François a toujours été captivé par le mystère de Dieu. Des heures durant, il se retirait, priait et méditait. Ni rien, ni personne ne devait le déranger à ce moment-là.

Néanmoins il avait décidé de vivre dans le monde. Il voulait pauvre parmi les pauvres, annoncer le Royaume de Dieu, embrasser les lépreux . Mais lorsqu’il vit le visage enjoué de Claire et des autres soeurs qui vivaient retirées du monde dans le couvent de Saint- Damien, une question importante l’assaillit : Ne devait-il pas lui aussi se retirer définitivement dans un autre lieu solitaire ?

Eviter les hommes et leurs esprits calculateurs ?Ne connaître que Dieu et le vénérer par sa prière partout dans le monde sans être perturbé, ni gêné ? Comment devait-il trouver la réponse à cette question ?

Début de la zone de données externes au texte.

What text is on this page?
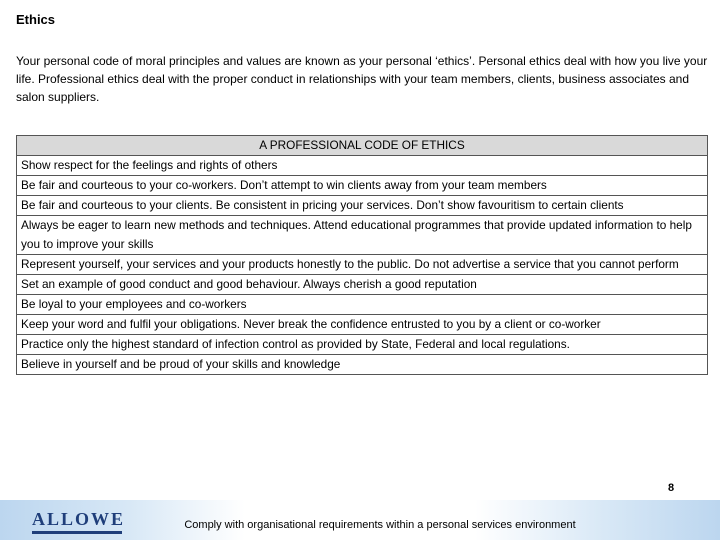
Ethics
Your personal code of moral principles and values are known as your personal ‘ethics’. Personal ethics deal with how you live your life. Professional ethics deal with the proper conduct in relationships with your team members, clients, business associates and salon suppliers.
A PROFESSIONAL CODE OF ETHICS
Show respect for the feelings and rights of others
Be fair and courteous to your co-workers. Don’t attempt to win clients away from your team members
Be fair and courteous to your clients. Be consistent in pricing your services. Don’t show favouritism to certain clients
Always be eager to learn new methods and techniques. Attend educational programmes that provide updated information to help you to improve your skills
Represent yourself, your services and your products honestly to the public. Do not advertise a service that you cannot perform
Set an example of good conduct and good behaviour. Always cherish a good reputation
Be loyal to your employees and co-workers
Keep your word and fulfil your obligations. Never break the confidence entrusted to you by a client or co-worker
Practice only the highest standard of infection control as provided by State, Federal and local regulations.
Believe in yourself and be proud of your skills and knowledge
8
ALLOWE	Comply with organisational requirements within a personal services environment
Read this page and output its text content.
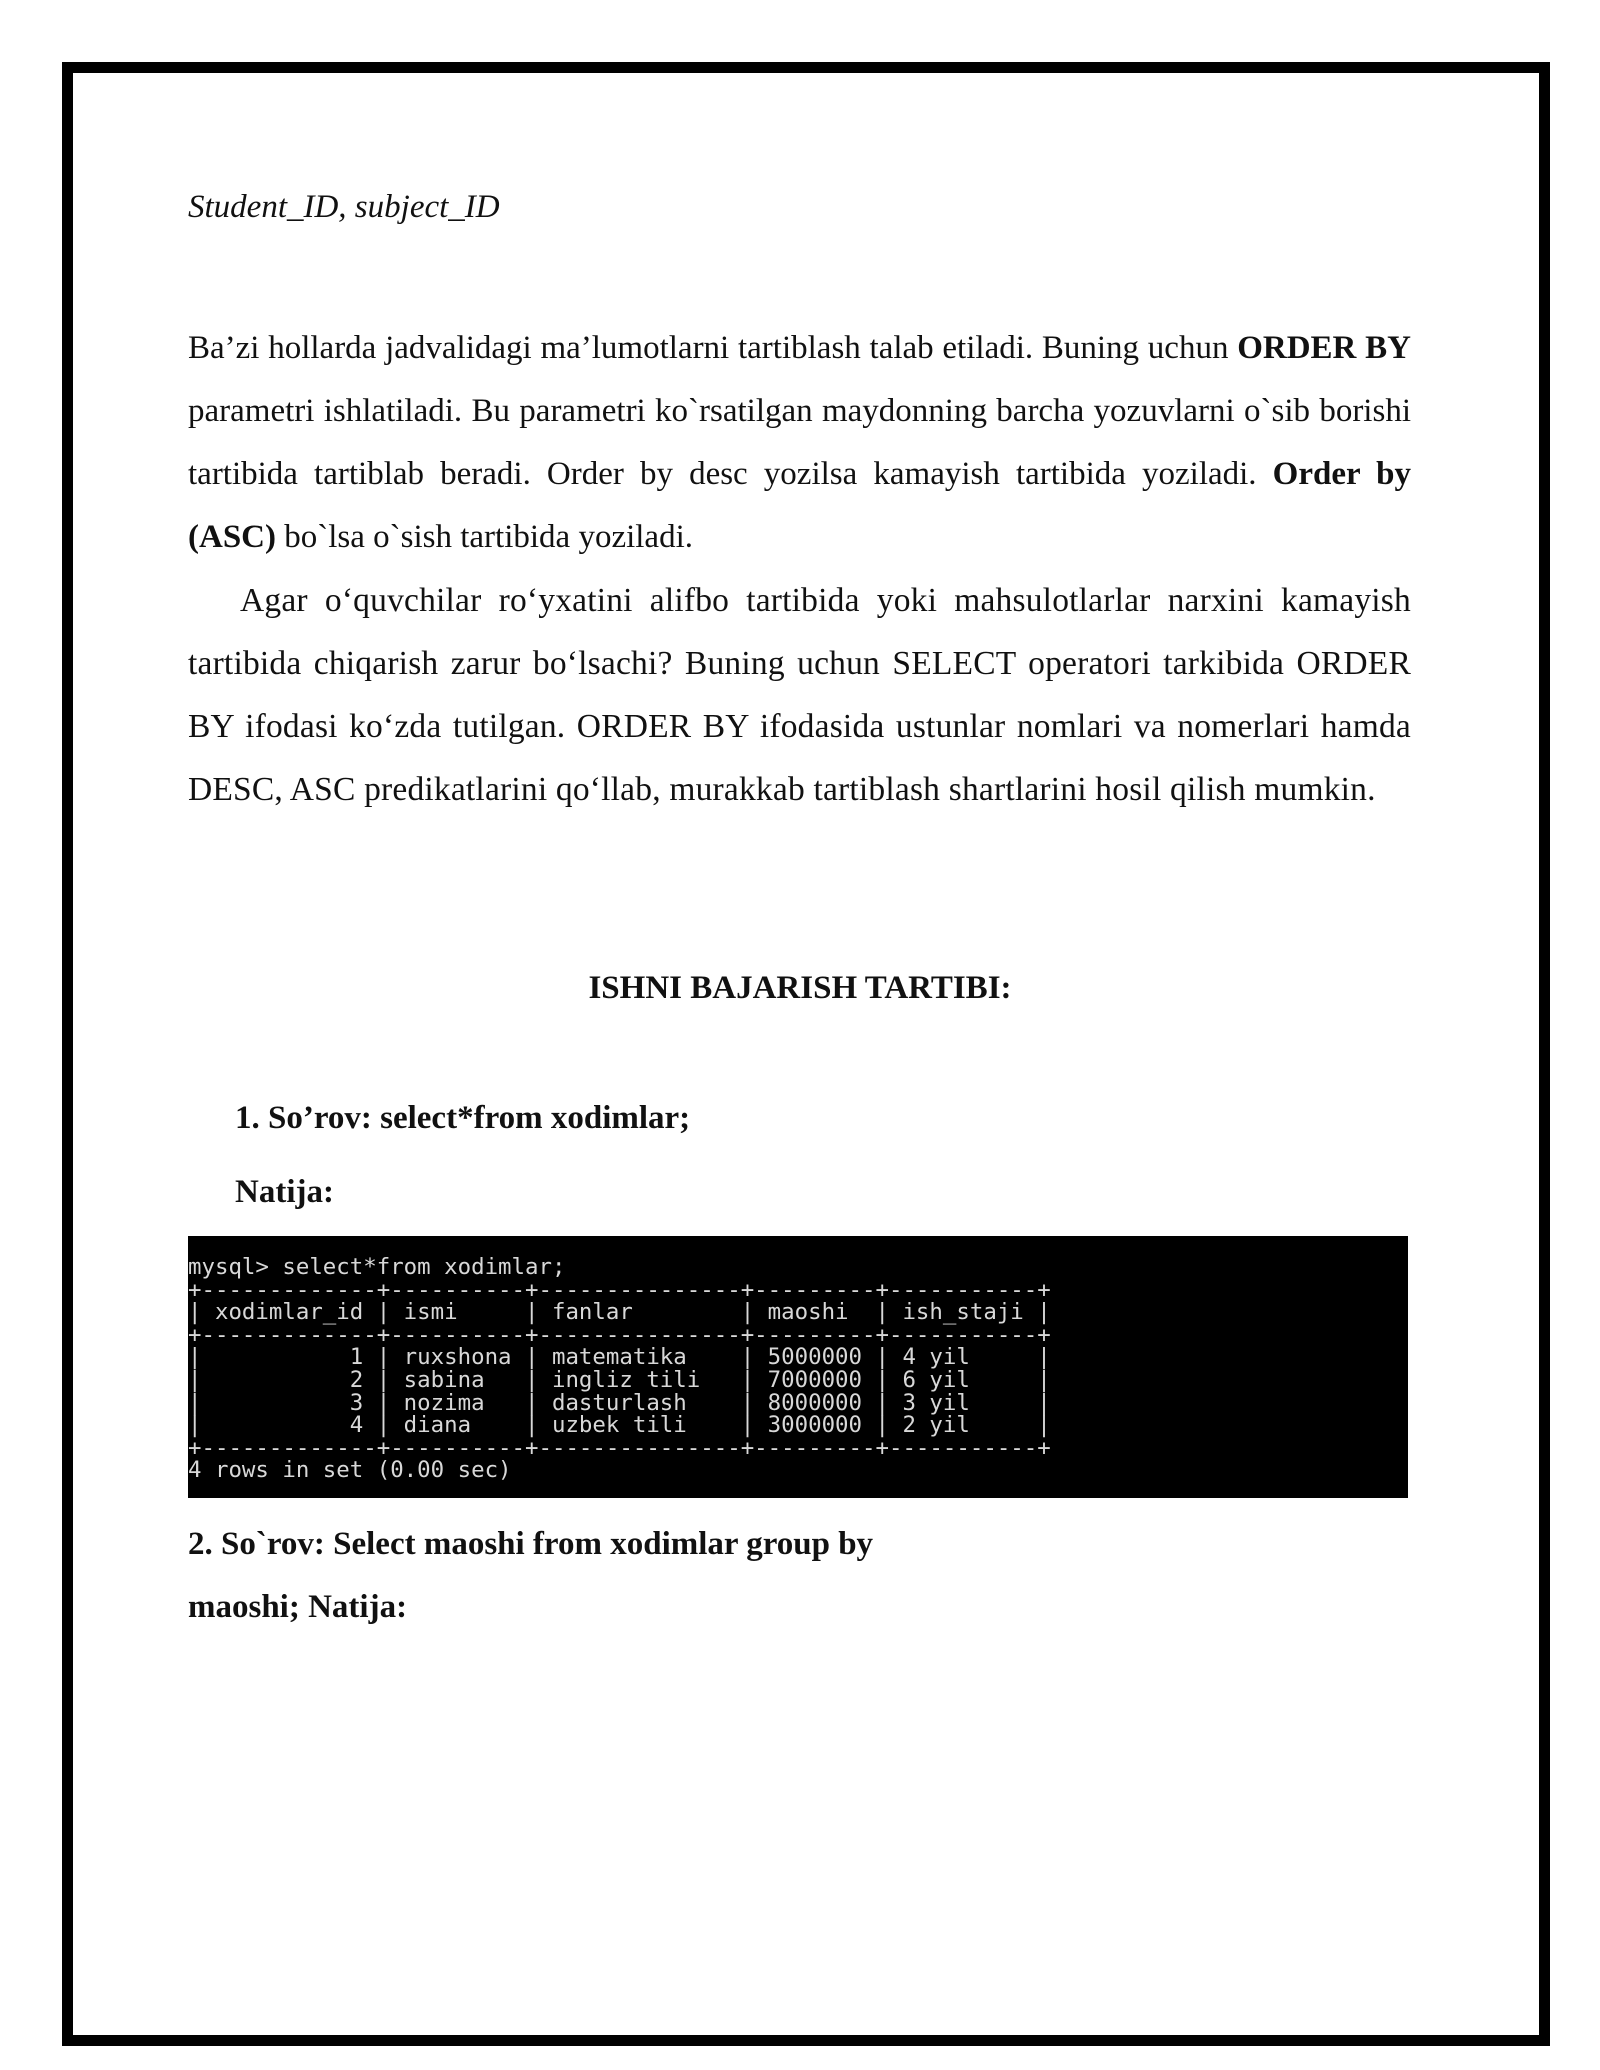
Student_ID, subject_ID

Ba’zi hollarda jadvalidagi ma’lumotlarni tartiblash talab etiladi. Buning uchun ORDER BY parametri ishlatiladi. Bu parametri ko`rsatilgan maydonning barcha yozuvlarni o`sib borishi tartibida tartiblab beradi. Order by desc yozilsa kamayish tartibida yoziladi. Order by (ASC) bo`lsa o`sish tartibida yoziladi.

Agar o‘quvchilar ro‘yxatini alifbo tartibida yoki mahsulotlarlar narxini kamayish tartibida chiqarish zarur bo‘lsachi? Buning uchun SELECT operatori tarkibida ORDER BY ifodasi ko‘zda tutilgan. ORDER BY ifodasida ustunlar nomlari va nomerlari hamda DESC, ASC predikatlarini qo‘llab, murakkab tartiblash shartlarini hosil qilish mumkin.

ISHNI BAJARISH TARTIBI:

1. So’rov: select*from xodimlar;

Natija:

mysql> select*from xodimlar;
+-------------+----------+---------------+---------+-----------+
| xodimlar_id | ismi     | fanlar        | maoshi  | ish_staji |
+-------------+----------+---------------+---------+-----------+
|           1 | ruxshona | matematika    | 5000000 | 4 yil     |
|           2 | sabina   | ingliz tili   | 7000000 | 6 yil     |
|           3 | nozima   | dasturlash    | 8000000 | 3 yil     |
|           4 | diana    | uzbek tili    | 3000000 | 2 yil     |
+-------------+----------+---------------+---------+-----------+
4 rows in set (0.00 sec)

2. So`rov: Select maoshi from xodimlar group by

maoshi; Natija:
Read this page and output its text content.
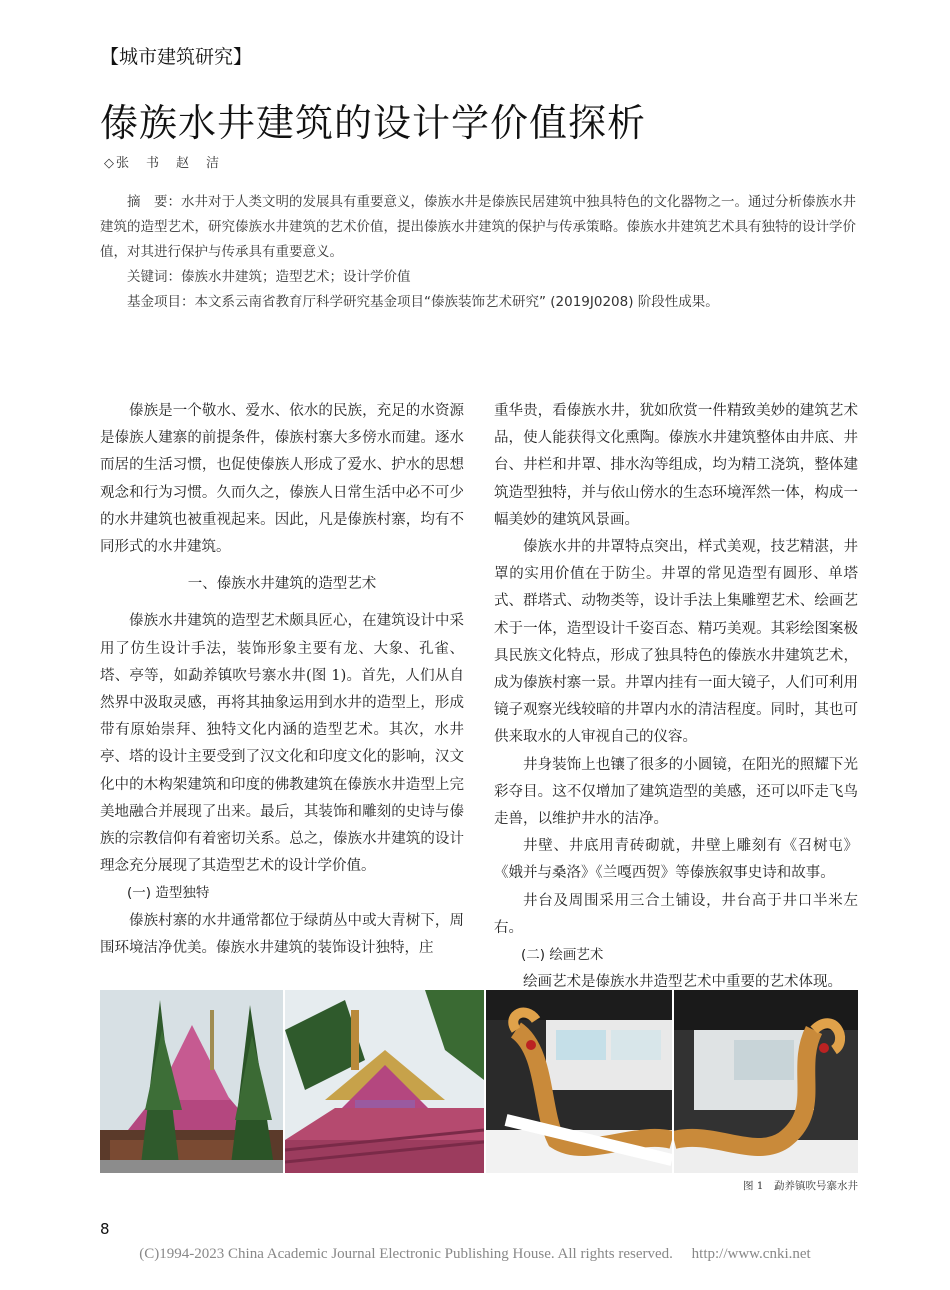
【城市建筑研究】
傣族水井建筑的设计学价值探析
◇张　书　赵　洁

摘　要：水井对于人类文明的发展具有重要意义，傣族水井是傣族民居建筑中独具特色的文化器物之一。通过分析傣族水井建筑的造型艺术，研究傣族水井建筑的艺术价值，提出傣族水井建筑的保护与传承策略。傣族水井建筑艺术具有独特的设计学价值，对其进行保护与传承具有重要意义。

关键词：傣族水井建筑；造型艺术；设计学价值

基金项目：本文系云南省教育厅科学研究基金项目“傣族装饰艺术研究” (2019J0208) 阶段性成果。

傣族是一个敬水、爱水、依水的民族，充足的水资源是傣族人建寨的前提条件，傣族村寨大多傍水而建。逐水而居的生活习惯，也促使傣族人形成了爱水、护水的思想观念和行为习惯。久而久之，傣族人日常生活中必不可少的水井建筑也被重视起来。因此，凡是傣族村寨，均有不同形式的水井建筑。

一、傣族水井建筑的造型艺术

傣族水井建筑的造型艺术颇具匠心，在建筑设计中采用了仿生设计手法，装饰形象主要有龙、大象、孔雀、塔、亭等，如勐养镇吹号寨水井(图 1)。首先，人们从自然界中汲取灵感，再将其抽象运用到水井的造型上，形成带有原始崇拜、独特文化内涵的造型艺术。其次，水井亭、塔的设计主要受到了汉文化和印度文化的影响，汉文化中的木构架建筑和印度的佛教建筑在傣族水井造型上完美地融合并展现了出来。最后，其装饰和雕刻的史诗与傣族的宗教信仰有着密切关系。总之，傣族水井建筑的设计理念充分展现了其造型艺术的设计学价值。

(一) 造型独特

傣族村寨的水井通常都位于绿荫丛中或大青树下，周围环境洁净优美。傣族水井建筑的装饰设计独特，庄

重华贵，看傣族水井，犹如欣赏一件精致美妙的建筑艺术品，使人能获得文化熏陶。傣族水井建筑整体由井底、井台、井栏和井罩、排水沟等组成，均为精工浇筑，整体建筑造型独特，并与依山傍水的生态环境浑然一体，构成一幅美妙的建筑风景画。

傣族水井的井罩特点突出，样式美观，技艺精湛，井罩的实用价值在于防尘。井罩的常见造型有圆形、单塔式、群塔式、动物类等，设计手法上集雕塑艺术、绘画艺术于一体，造型设计千姿百态、精巧美观。其彩绘图案极具民族文化特点，形成了独具特色的傣族水井建筑艺术，成为傣族村寨一景。井罩内挂有一面大镜子，人们可利用镜子观察光线较暗的井罩内水的清洁程度。同时，其也可供来取水的人审视自己的仪容。

井身装饰上也镶了很多的小圆镜，在阳光的照耀下光彩夺目。这不仅增加了建筑造型的美感，还可以吓走飞鸟走兽，以维护井水的洁净。

井壁、井底用青砖砌就，井壁上雕刻有《召树屯》《娥并与桑洛》《兰嘎西贺》等傣族叙事史诗和故事。

井台及周围采用三合土铺设，井台高于井口半米左右。

(二) 绘画艺术

绘画艺术是傣族水井造型艺术中重要的艺术体现。

图 1　勐养镇吹号寨水井
8
(C)1994-2023 China Academic Journal Electronic Publishing House. All rights reserved.　 http://www.cnki.net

François savait qu’il ne pouvait pas se répondre à lui-même. Il avait besoin de parler et de prier avec les autres. C’est ainsi qu’il se tourna vers Claire, sa soeur bienaimée, et vers frère Sylvestre.

Et les deux lui dirent la même chose : François, Dieu ne t’a pas appelé en cet état seulement pour toi-même. Tu dois marcher dans la poussière. Tu n’as pas le droit de te retirer complètement du monde, les hommes ont besoin de toi. Tu dois, à l’image de Dieu lui-même, parcourir les chemins terrestres des hommes afin de leur faire sentir Sa présence.

 En entendant la réponse identique des deux personnes qu’il chérissait, c’est comme s’il avait entendu la voix du Seigneur Lui-même. Et c’est ainsi que François se mêla aux choses de ce monde, complètement tourné vers le Dieu qui est venu vivre la misère des hommes. (d’après Fior 16 et LM 12,1s.)